Flux is our GitOps tool of choice, and this section details the versions of Flux components running in your Kubernetes clusters. Maintaining an up-to-date Flux deployment is vital for leveraging the latest features, performance improvements, and security patches. The listing includes the version of the Flux CLI and its components, ensuring that your deployment workflows are operating at peak efficiency. Regular audits and updates of these components are crucial for maintaining the integrity and reliability of your Kubernetes deployments.
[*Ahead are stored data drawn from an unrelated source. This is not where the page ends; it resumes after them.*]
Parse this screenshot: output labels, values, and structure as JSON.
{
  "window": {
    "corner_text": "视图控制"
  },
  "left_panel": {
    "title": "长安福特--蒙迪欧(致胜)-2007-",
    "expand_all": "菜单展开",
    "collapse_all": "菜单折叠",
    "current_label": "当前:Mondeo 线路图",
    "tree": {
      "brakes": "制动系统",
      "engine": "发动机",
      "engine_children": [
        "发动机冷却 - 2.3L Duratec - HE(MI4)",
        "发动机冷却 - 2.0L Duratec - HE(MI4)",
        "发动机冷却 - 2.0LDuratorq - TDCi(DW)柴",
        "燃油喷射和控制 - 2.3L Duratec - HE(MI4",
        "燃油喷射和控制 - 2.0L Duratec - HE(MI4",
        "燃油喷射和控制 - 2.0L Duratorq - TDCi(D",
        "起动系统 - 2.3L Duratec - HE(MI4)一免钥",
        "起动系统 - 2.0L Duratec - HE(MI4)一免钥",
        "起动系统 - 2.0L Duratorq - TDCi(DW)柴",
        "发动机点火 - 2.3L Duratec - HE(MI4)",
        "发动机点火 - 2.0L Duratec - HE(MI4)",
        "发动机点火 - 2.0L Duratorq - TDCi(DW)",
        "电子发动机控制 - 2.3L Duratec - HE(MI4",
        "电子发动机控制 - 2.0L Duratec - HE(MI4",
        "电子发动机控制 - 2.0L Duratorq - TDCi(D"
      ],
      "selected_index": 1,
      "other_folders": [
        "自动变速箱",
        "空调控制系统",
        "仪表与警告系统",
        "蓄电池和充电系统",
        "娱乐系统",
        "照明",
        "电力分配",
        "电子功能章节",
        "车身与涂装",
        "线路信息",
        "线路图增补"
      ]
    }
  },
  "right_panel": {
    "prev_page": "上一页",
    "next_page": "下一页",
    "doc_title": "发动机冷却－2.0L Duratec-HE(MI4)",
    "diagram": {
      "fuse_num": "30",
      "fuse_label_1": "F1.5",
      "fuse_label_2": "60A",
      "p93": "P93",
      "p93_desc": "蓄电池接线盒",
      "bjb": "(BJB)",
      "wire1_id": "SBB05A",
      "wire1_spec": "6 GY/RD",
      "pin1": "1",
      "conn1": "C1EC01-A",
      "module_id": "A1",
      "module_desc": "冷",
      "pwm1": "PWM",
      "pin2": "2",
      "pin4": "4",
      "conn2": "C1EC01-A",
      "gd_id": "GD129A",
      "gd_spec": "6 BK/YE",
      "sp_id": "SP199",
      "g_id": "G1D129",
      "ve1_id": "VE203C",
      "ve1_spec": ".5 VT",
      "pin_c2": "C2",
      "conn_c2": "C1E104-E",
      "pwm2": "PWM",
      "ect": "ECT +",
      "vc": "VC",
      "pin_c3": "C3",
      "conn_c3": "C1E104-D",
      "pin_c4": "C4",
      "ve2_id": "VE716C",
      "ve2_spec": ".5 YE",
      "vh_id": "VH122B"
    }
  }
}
kubernetes/clusters/prod/flux-system/gotk-components.yaml
  • fluxcd/flux2 v2.7.3
github-actions

GitHub Actions automate our workflows, and tracking their dependencies is essential for consistent and secure builds. This section provides a snapshot of the actions used in your workflows, enabling you to identify outdated versions or potential security vulnerabilities. Regularly reviewing and updating these actions ensures that your automated processes are running on the latest, most secure foundations. It also facilitates compliance with organizational standards and industry best practices for CI/CD pipelines.

.github/workflows/renovate.yaml
  • actions/checkout v5.0.0
  • renovatebot/github-action v43.0.13
terraform

Terraform manages our infrastructure as code, and understanding its dependencies is critical for stable deployments. This section lists the providers and modules used in your Terraform configurations. By monitoring these dependencies, you can ensure compatibility, plan upgrades, and mitigate potential risks associated with outdated or unsupported components. The versions of local providers, cloud providers (like Proxmox), and other tools (like 1Password) are detailed here, offering a comprehensive view of your infrastructure's building blocks.

terraform/main.tf
terraform/versions.tf
  • local 2.5.3
  • onepassword 2.2.0
  • proxmox 3.0.2-rc05
  • hashicorp/terraform >= 1.6.0

That's the rundown for now! Keep an eye on this dashboard, guys, it’s your key to a smooth and secure infrastructure. Happy updating!